Indonesia remembers Bali bombings victims
Bali: A decade after twin bombs killed scores of tourists partying at two nightclubs on Indonesia's resort island of Bali, survivors and victims' families on Friday braved a fresh terrorism threat to remember those lost to the tragedy.
Security was tight with more than 2,000 police and military, including snipers, deployed to guard the memorial services after reports involving the "certain movement" of terrorists were announced two days earlier, raising the security alert to its highest level.
"The loss is not just giving us grief, it is also giving us the strength to fight terrorism and all other extremist activities," said Bali Governor Made Mangku Pastika, the former police chief who led the investigations following the attacks.
The 2002 bombing was Asia's deadliest terror strike, killing 202 people including 88 Australians and seven Americans and injuring more than 240 others partying at the popular Sari Club and Paddy's Pub in Kuta that Saturday night. The attack was carried out by suicide bombers from the al Qaeda-linked group Jemaah Islamiyah and kick started a wave of violence that would hit an embassy, hotels and restaurants in the world's most-populous Muslim-majority nation.
Australian Prime Minister Julia Gillard attended today's event along with John Howard, who was Australian premier at the time of the attacks. Indonesian Foreign Minister Marty Natalegawa along with other dignitaries also paid their respects.
"On September 11, terrorists attacked the great symbols of American prestige. Here in Bali, they attacked our people and, through them, sought to overwhelm our values," Gillard said. "Here on these bustling streets, they inflicted searing pain and grief that will never end.
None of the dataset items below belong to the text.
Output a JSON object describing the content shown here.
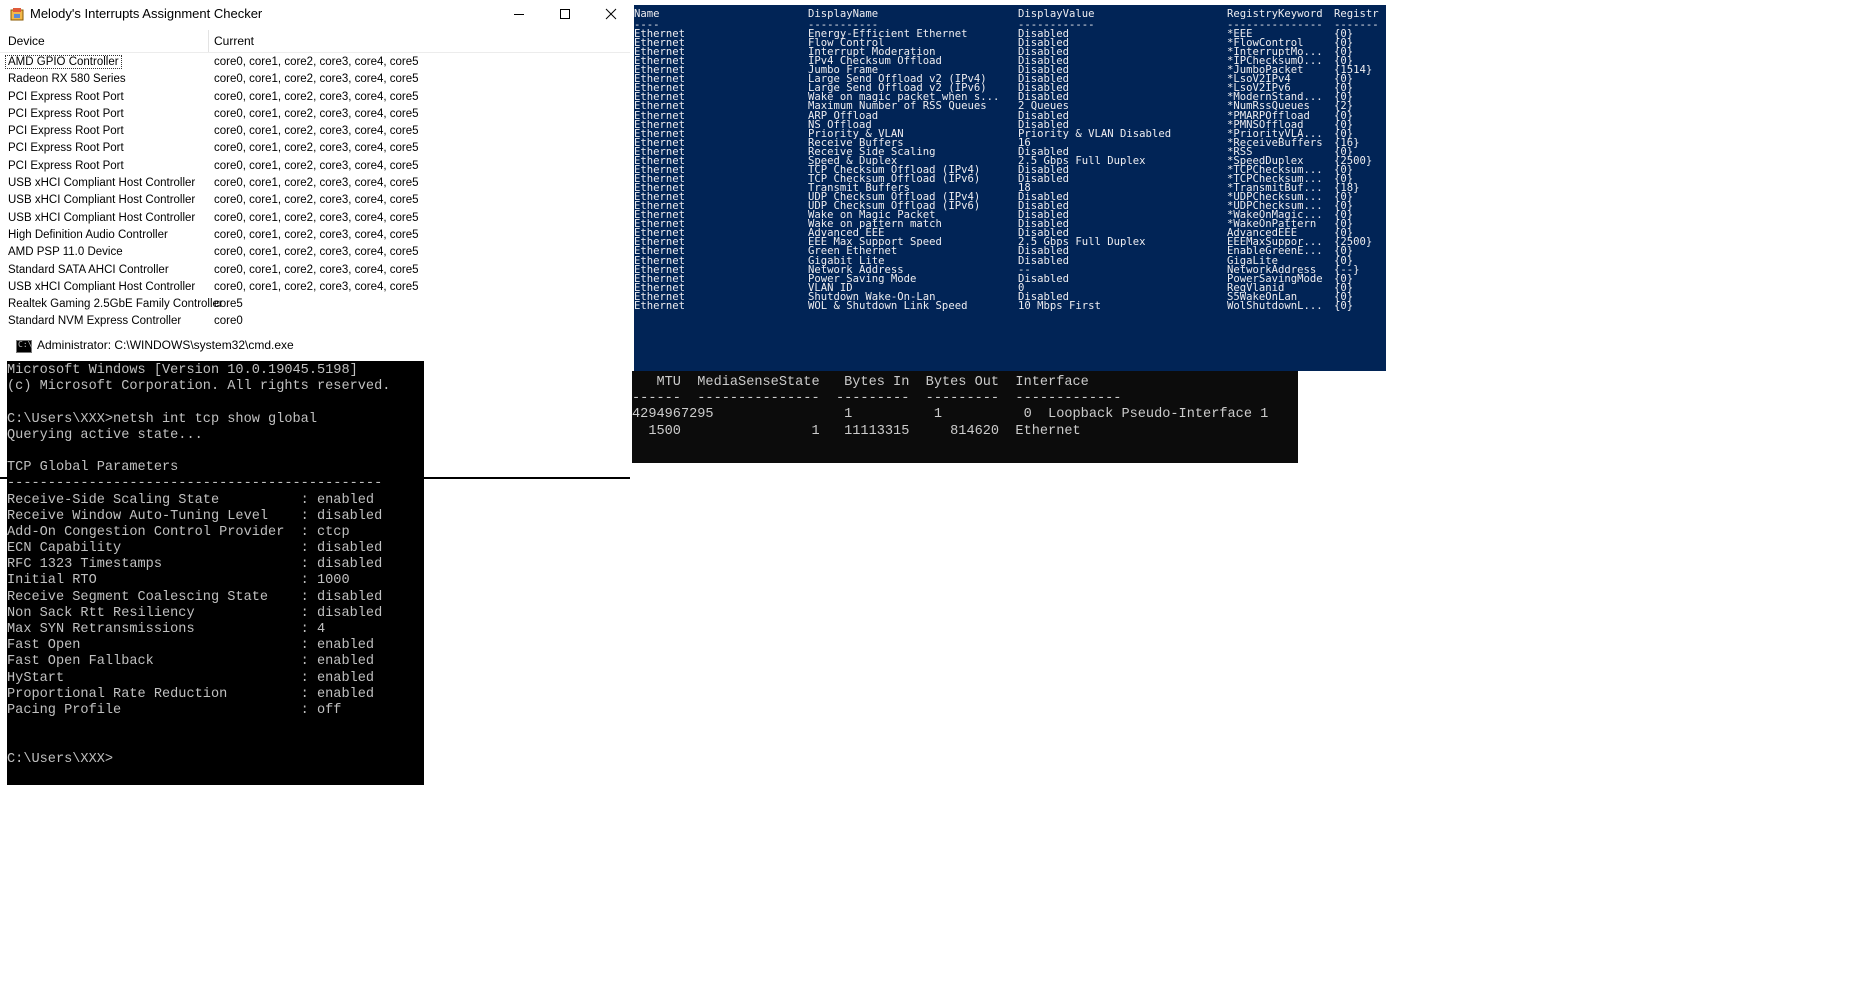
{
  "melody_window": {
    "title": "Melody's Interrupts Assignment Checker",
    "columns": {
      "device": "Device",
      "current": "Current"
    },
    "rows": [
      {
        "device": "AMD GPIO Controller",
        "current": "core0, core1, core2, core3, core4, core5"
      },
      {
        "device": "Radeon RX 580 Series",
        "current": "core0, core1, core2, core3, core4, core5"
      },
      {
        "device": "PCI Express Root Port",
        "current": "core0, core1, core2, core3, core4, core5"
      },
      {
        "device": "PCI Express Root Port",
        "current": "core0, core1, core2, core3, core4, core5"
      },
      {
        "device": "PCI Express Root Port",
        "current": "core0, core1, core2, core3, core4, core5"
      },
      {
        "device": "PCI Express Root Port",
        "current": "core0, core1, core2, core3, core4, core5"
      },
      {
        "device": "PCI Express Root Port",
        "current": "core0, core1, core2, core3, core4, core5"
      },
      {
        "device": "USB xHCI Compliant Host Controller",
        "current": "core0, core1, core2, core3, core4, core5"
      },
      {
        "device": "USB xHCI Compliant Host Controller",
        "current": "core0, core1, core2, core3, core4, core5"
      },
      {
        "device": "USB xHCI Compliant Host Controller",
        "current": "core0, core1, core2, core3, core4, core5"
      },
      {
        "device": "High Definition Audio Controller",
        "current": "core0, core1, core2, core3, core4, core5"
      },
      {
        "device": "AMD PSP 11.0 Device",
        "current": "core0, core1, core2, core3, core4, core5"
      },
      {
        "device": "Standard SATA AHCI Controller",
        "current": "core0, core1, core2, core3, core4, core5"
      },
      {
        "device": "USB xHCI Compliant Host Controller",
        "current": "core0, core1, core2, core3, core4, core5"
      },
      {
        "device": "Realtek Gaming 2.5GbE Family Controller",
        "current": "core5"
      },
      {
        "device": "Standard NVM Express Controller",
        "current": "core0"
      }
    ]
  },
  "cmd_window": {
    "title": "Administrator: C:\\WINDOWS\\system32\\cmd.exe",
    "lines": [
      "Microsoft Windows [Version 10.0.19045.5198]",
      "(c) Microsoft Corporation. All rights reserved.",
      "",
      "C:\\Users\\XXX>netsh int tcp show global",
      "Querying active state...",
      "",
      "TCP Global Parameters",
      "----------------------------------------------",
      "Receive-Side Scaling State          : enabled",
      "Receive Window Auto-Tuning Level    : disabled",
      "Add-On Congestion Control Provider  : ctcp",
      "ECN Capability                      : disabled",
      "RFC 1323 Timestamps                 : disabled",
      "Initial RTO                         : 1000",
      "Receive Segment Coalescing State    : disabled",
      "Non Sack Rtt Resiliency             : disabled",
      "Max SYN Retransmissions             : 4",
      "Fast Open                           : enabled",
      "Fast Open Fallback                  : enabled",
      "HyStart                             : enabled",
      "Proportional Rate Reduction         : enabled",
      "Pacing Profile                      : off",
      "",
      "",
      "C:\\Users\\XXX>"
    ]
  },
  "adapter_props": {
    "headers": [
      "Name",
      "DisplayName",
      "DisplayValue",
      "RegistryKeyword",
      "Registr"
    ],
    "underline": [
      "----",
      "-----------",
      "------------",
      "---------------",
      "-------"
    ],
    "rows": [
      [
        "Ethernet",
        "Energy-Efficient Ethernet",
        "Disabled",
        "*EEE",
        "{0}"
      ],
      [
        "Ethernet",
        "Flow Control",
        "Disabled",
        "*FlowControl",
        "{0}"
      ],
      [
        "Ethernet",
        "Interrupt Moderation",
        "Disabled",
        "*InterruptMo...",
        "{0}"
      ],
      [
        "Ethernet",
        "IPv4 Checksum Offload",
        "Disabled",
        "*IPChecksumO...",
        "{0}"
      ],
      [
        "Ethernet",
        "Jumbo Frame",
        "Disabled",
        "*JumboPacket",
        "{1514}"
      ],
      [
        "Ethernet",
        "Large Send Offload v2 (IPv4)",
        "Disabled",
        "*LsoV2IPv4",
        "{0}"
      ],
      [
        "Ethernet",
        "Large Send Offload v2 (IPv6)",
        "Disabled",
        "*LsoV2IPv6",
        "{0}"
      ],
      [
        "Ethernet",
        "Wake on magic packet when s...",
        "Disabled",
        "*ModernStand...",
        "{0}"
      ],
      [
        "Ethernet",
        "Maximum Number of RSS Queues",
        "2 Queues",
        "*NumRssQueues",
        "{2}"
      ],
      [
        "Ethernet",
        "ARP Offload",
        "Disabled",
        "*PMARPOffload",
        "{0}"
      ],
      [
        "Ethernet",
        "NS Offload",
        "Disabled",
        "*PMNSOffload",
        "{0}"
      ],
      [
        "Ethernet",
        "Priority & VLAN",
        "Priority & VLAN Disabled",
        "*PriorityVLA...",
        "{0}"
      ],
      [
        "Ethernet",
        "Receive Buffers",
        "16",
        "*ReceiveBuffers",
        "{16}"
      ],
      [
        "Ethernet",
        "Receive Side Scaling",
        "Disabled",
        "*RSS",
        "{0}"
      ],
      [
        "Ethernet",
        "Speed & Duplex",
        "2.5 Gbps Full Duplex",
        "*SpeedDuplex",
        "{2500}"
      ],
      [
        "Ethernet",
        "TCP Checksum Offload (IPv4)",
        "Disabled",
        "*TCPChecksum...",
        "{0}"
      ],
      [
        "Ethernet",
        "TCP Checksum Offload (IPv6)",
        "Disabled",
        "*TCPChecksum...",
        "{0}"
      ],
      [
        "Ethernet",
        "Transmit Buffers",
        "18",
        "*TransmitBuf...",
        "{18}"
      ],
      [
        "Ethernet",
        "UDP Checksum Offload (IPv4)",
        "Disabled",
        "*UDPChecksum...",
        "{0}"
      ],
      [
        "Ethernet",
        "UDP Checksum Offload (IPv6)",
        "Disabled",
        "*UDPChecksum...",
        "{0}"
      ],
      [
        "Ethernet",
        "Wake on Magic Packet",
        "Disabled",
        "*WakeOnMagic...",
        "{0}"
      ],
      [
        "Ethernet",
        "Wake on pattern match",
        "Disabled",
        "*WakeOnPattern",
        "{0}"
      ],
      [
        "Ethernet",
        "Advanced EEE",
        "Disabled",
        "AdvancedEEE",
        "{0}"
      ],
      [
        "Ethernet",
        "EEE Max Support Speed",
        "2.5 Gbps Full Duplex",
        "EEEMaxSuppor...",
        "{2500}"
      ],
      [
        "Ethernet",
        "Green Ethernet",
        "Disabled",
        "EnableGreenE...",
        "{0}"
      ],
      [
        "Ethernet",
        "Gigabit Lite",
        "Disabled",
        "GigaLite",
        "{0}"
      ],
      [
        "Ethernet",
        "Network Address",
        "--",
        "NetworkAddress",
        "{--}"
      ],
      [
        "Ethernet",
        "Power Saving Mode",
        "Disabled",
        "PowerSavingMode",
        "{0}"
      ],
      [
        "Ethernet",
        "VLAN ID",
        "0",
        "RegVlanid",
        "{0}"
      ],
      [
        "Ethernet",
        "Shutdown Wake-On-Lan",
        "Disabled",
        "S5WakeOnLan",
        "{0}"
      ],
      [
        "Ethernet",
        "WOL & Shutdown Link Speed",
        "10 Mbps First",
        "WolShutdownL...",
        "{0}"
      ]
    ]
  },
  "interface_table": {
    "lines": [
      "   MTU  MediaSenseState   Bytes In  Bytes Out  Interface",
      "------  ---------------  ---------  ---------  -------------",
      "4294967295                1          1          0  Loopback Pseudo-Interface 1",
      "  1500                1   11113315     814620  Ethernet"
    ]
  }
}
But even as the debris fell, it was obvious the attack on our sense of ourselves as Australians, as human beings had failed."
Many attending the memorial under sunny skies walked past a row of colour photos covering large black boards, some stopping to touch the faces of the victims they knew. Each victim's name was read and candles were lit in a pool to represent each of the nations that lost citizens from numerous religions.
Memorial services were also held across Australia to mark the anniversary. In the capital, Canberra, dignitaries and family members of those killed gathered at Parliament House to mourn.
Most of Indonesia's 210 million Muslims practise a moderate style of Islam that condemns violence, and the government has worked to root out extremists. Terrorist attacks aimed at foreigners have been largely replaced in recent years by smaller, less deadly strikes mostly targeting police and anti-terrorism forces.
Data from the National Police show more than 700 militants have been arrested over the past 10 years, including 84 last year.